Metablolic rate [uW] vs. planarian mass [mg] follows a non-linear relationship

However, when, as is done in the paper, the data are plotted logarithmically, this time on both the horizontal and vertical axes, the result is a line.

Metabolic rate as a function of mass plotted on logarithmic scales is a linear relationship

Due to the properties of logarithms (reviewed in a later section), the slope of this line is the power b and the intercept is b \log ( a ). It turns out, for reasons not completely understood, that the power b \approx 0.75 for a large range of species from bacteria to humans as seen in their figure 1D shown below and described more in A. Makarieva et al [2].
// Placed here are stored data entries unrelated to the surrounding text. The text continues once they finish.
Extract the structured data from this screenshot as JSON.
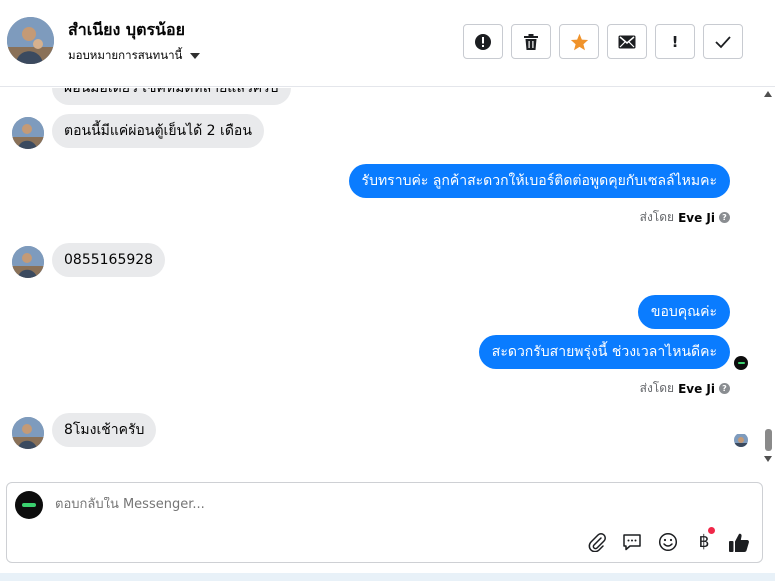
{
  "header": {
    "contact_name": "สำเนียง บุตรน้อย",
    "assign_label": "มอบหมายการสนทนานี้",
    "buttons": [
      {
        "name": "report",
        "icon": "alert-circle-icon"
      },
      {
        "name": "delete",
        "icon": "trash-icon"
      },
      {
        "name": "star",
        "icon": "star-icon",
        "color": "#f0932b"
      },
      {
        "name": "mark-unread",
        "icon": "envelope-icon"
      },
      {
        "name": "follow-up",
        "icon": "exclamation-icon",
        "text": "!"
      },
      {
        "name": "done",
        "icon": "check-icon"
      }
    ]
  },
  "messages": [
    {
      "direction": "in",
      "text": "ผ่อนมือเดียว เซ็คหมดหลายแล้วครับ"
    },
    {
      "direction": "in",
      "text": "ตอนนี้มีแค่ผ่อนตู้เย็นได้ 2 เดือน"
    },
    {
      "direction": "out",
      "text": "รับทราบค่ะ ลูกค้าสะดวกให้เบอร์ติดต่อพูดคุยกับเซลล์ไหมคะ"
    },
    {
      "direction": "in",
      "text": "0855165928"
    },
    {
      "direction": "out",
      "text": "ขอบคุณค่ะ"
    },
    {
      "direction": "out",
      "text": "สะดวกรับสายพรุ่งนี้ ช่วงเวลาไหนดีคะ"
    },
    {
      "direction": "in",
      "text": "8โมงเช้าครับ"
    }
  ],
  "sent_by": {
    "prefix": "ส่งโดย",
    "name": "Eve Ji",
    "help": "?"
  },
  "composer": {
    "placeholder": "ตอบกลับใน Messenger...",
    "tools": [
      "paperclip-icon",
      "saved-reply-icon",
      "emoji-icon",
      "baht-payment-icon",
      "thumbs-up-icon"
    ],
    "baht_symbol": "฿",
    "notification_dot_color": "#f02849"
  },
  "colors": {
    "accent": "#0a7cff",
    "incoming_bubble": "#e9eaec"
  }
}
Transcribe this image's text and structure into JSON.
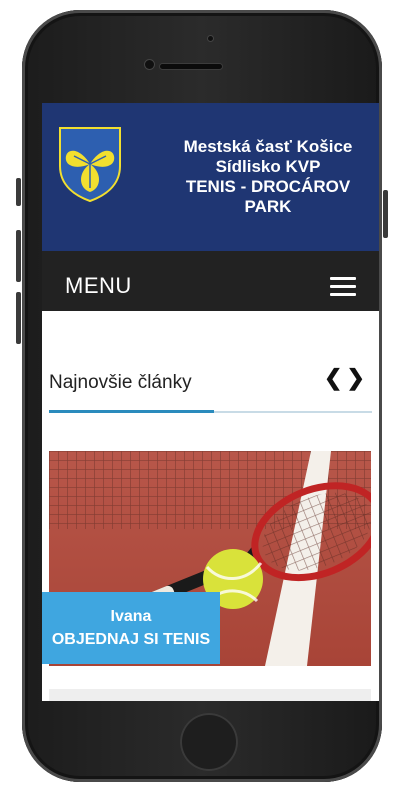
{
  "header": {
    "title_lines": [
      "Mestská časť Košice",
      "Sídlisko KVP",
      "TENIS - DROCÁROV",
      "PARK"
    ]
  },
  "menu": {
    "label": "MENU"
  },
  "section": {
    "title": "Najnovšie články"
  },
  "cta": {
    "line1": "Ivana",
    "line2": "OBJEDNAJ SI TENIS"
  },
  "icons": {
    "crest": "coat-of-arms-icon",
    "menu": "hamburger-icon",
    "prev": "chevron-left-icon",
    "next": "chevron-right-icon"
  },
  "colors": {
    "header_bg": "#1f3673",
    "menubar_bg": "#222222",
    "accent": "#2a8bbd",
    "cta_bg": "#3fa6e0",
    "crest_yellow": "#f2df2f",
    "crest_blue": "#2d5fb0"
  }
}
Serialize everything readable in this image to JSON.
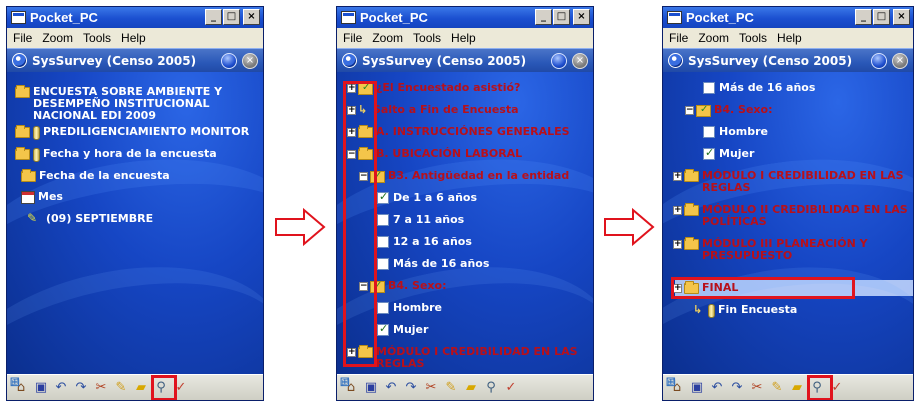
{
  "window_title": "Pocket_PC",
  "window_buttons": [
    "_",
    "□",
    "×"
  ],
  "menu": [
    "File",
    "Zoom",
    "Tools",
    "Help"
  ],
  "app_title": "SysSurvey (Censo 2005)",
  "screen1": {
    "tree": [
      {
        "icon": "folder-icon",
        "text": "ENCUESTA SOBRE AMBIENTE Y\nDESEMPEÑO INSTITUCIONAL\nNACIONAL EDI 2009"
      },
      {
        "icon": "cylinder-icon",
        "text": "PREDILIGENCIAMIENTO MONITOR"
      },
      {
        "icon": "cylinder-icon",
        "text": "Fecha y hora de la encuesta"
      },
      {
        "icon": "folder-icon",
        "text": "Fecha de la encuesta"
      },
      {
        "icon": "calendar-icon",
        "text": "Mes"
      },
      {
        "icon": "pencil-icon",
        "text": "(09) SEPTIEMBRE"
      }
    ]
  },
  "screen2": {
    "tree": [
      {
        "expander": "+",
        "icon": "checked-folder-icon",
        "text": "¿El Encuestado asistió?"
      },
      {
        "expander": "+",
        "icon": "jump-icon",
        "text": "Salto a Fin de Encuesta"
      },
      {
        "expander": "+",
        "icon": "folder-icon",
        "text": "A. INSTRUCCIÓNES GENERALES"
      },
      {
        "expander": "-",
        "icon": "folder-icon",
        "text": "B. UBICACIÓN LABORAL"
      },
      {
        "expander": "-",
        "icon": "checked-folder-icon",
        "text": "B3. Antigüedad en la entidad"
      },
      {
        "check": true,
        "text": "De 1 a 6 años"
      },
      {
        "check": false,
        "text": "7 a 11 años"
      },
      {
        "check": false,
        "text": "12 a 16 años"
      },
      {
        "check": false,
        "text": "Más de 16 años"
      },
      {
        "expander": "-",
        "icon": "checked-folder-icon",
        "text": "B4. Sexo:"
      },
      {
        "check": false,
        "text": "Hombre"
      },
      {
        "check": true,
        "text": "Mujer"
      },
      {
        "expander": "+",
        "icon": "folder-icon",
        "text": "MÓDULO I CREDIBILIDAD EN LAS\nREGLAS"
      }
    ]
  },
  "screen3": {
    "tree": [
      {
        "check": false,
        "text": "Más de 16 años"
      },
      {
        "expander": "-",
        "icon": "checked-folder-icon",
        "text": "B4. Sexo:"
      },
      {
        "check": false,
        "text": "Hombre"
      },
      {
        "check": true,
        "text": "Mujer"
      },
      {
        "expander": "+",
        "icon": "folder-icon",
        "text": "MÓDULO I CREDIBILIDAD EN LAS\nREGLAS"
      },
      {
        "expander": "+",
        "icon": "folder-icon",
        "text": "MÓDULO II CREDIBILIDAD EN LAS\nPOLÍTICAS"
      },
      {
        "expander": "+",
        "icon": "folder-icon",
        "text": "MÓDULO III PLANEACIÓN Y\nPRESUPUESTO"
      },
      {
        "expander": "+",
        "icon": "folder-icon",
        "text": "FINAL"
      },
      {
        "icon": "cylinder-icon",
        "text": "Fin Encuesta"
      }
    ]
  },
  "toolbar_icons": [
    "home-icon",
    "save-icon",
    "undo-icon",
    "redo-icon",
    "tree-icon",
    "cut-icon",
    "structure-icon",
    "pencil-icon",
    "open-folder-icon",
    "search-icon",
    "check-icon"
  ],
  "colors": {
    "highlight": "#e0131d",
    "tree_red": "#b8101a",
    "tree_white": "#ffffff",
    "background": "#0b2f8e"
  }
}
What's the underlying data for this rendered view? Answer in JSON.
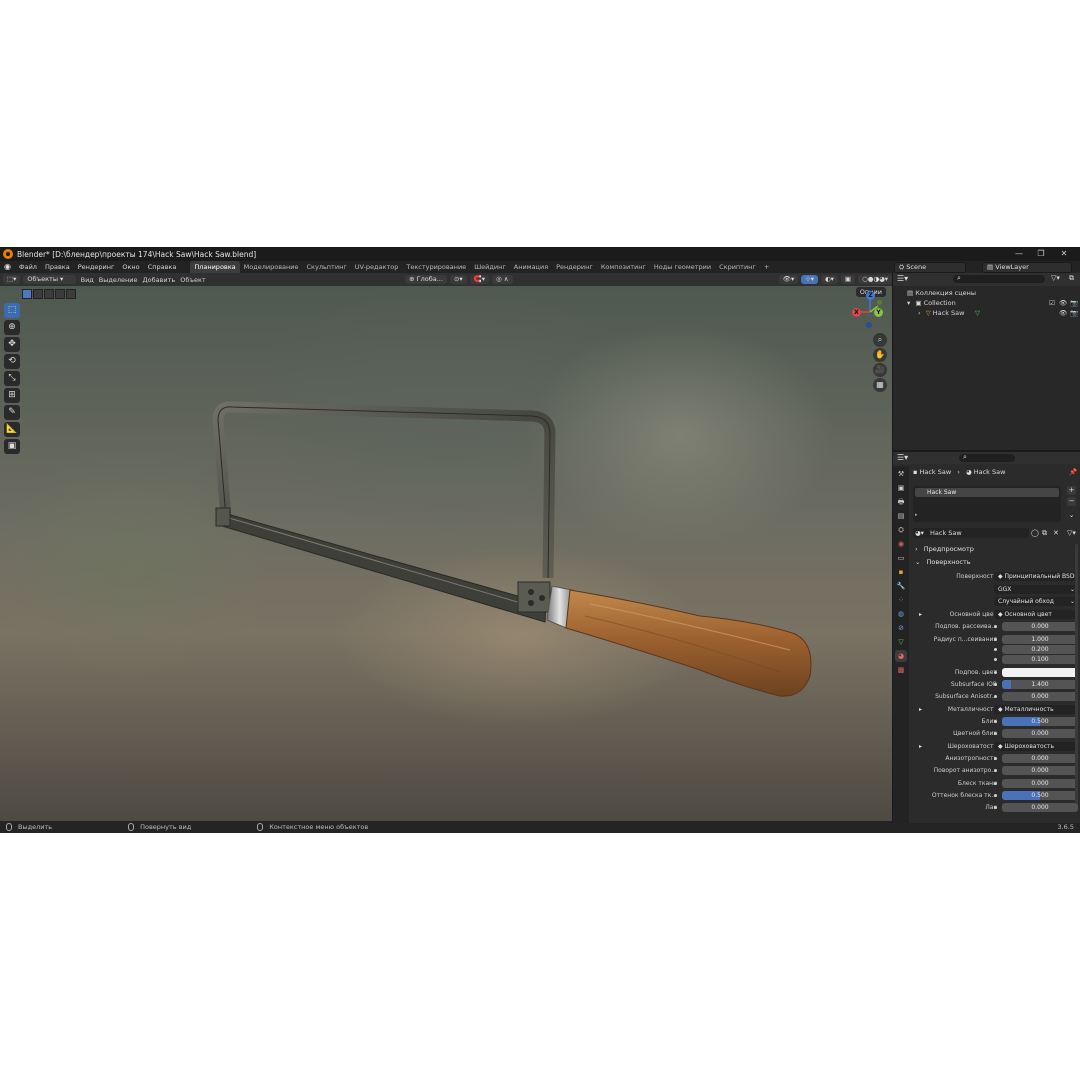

Kleiber's Law holds for a wide range of species with basically the same power b of about 0.75

Clearly logarithms are used extensively in the scientific literature to linearize data. This lab will explore how to use logarithms to understand more complex data.


  1. Thommen, Albert, Steffen Werner, Olga Frank, Jenny Philipp, Oskar Knittelfelder, Yihui Quek, Karim Fahmy, et al. “Body Size-Dependent Energy Storage Causes Kleiber’s Law Scaling of the Metabolic Rate in Planarians.” eLife. eLife Sciences Publications Limited, January 4, 2019. https://doi.org/10.7554/eLife.38187.
  2. Makarieva, Anastassia M., Victor G. Gorshkov, Bai-Lian Li, Steven L. Chown, Peter B. Reich, and Valery M. Gavrilov. “Mean Mass-Specific Metabolic Rates Are Strikingly Similar across Life’s Major Domains: Evidence for Life’s Metabolic Optimum.” Proceedings of the National Academy of Sciences 105, no. 44 (November 4, 2008): 16994–99. https://doi.org/10.1073/pnas.0802148105.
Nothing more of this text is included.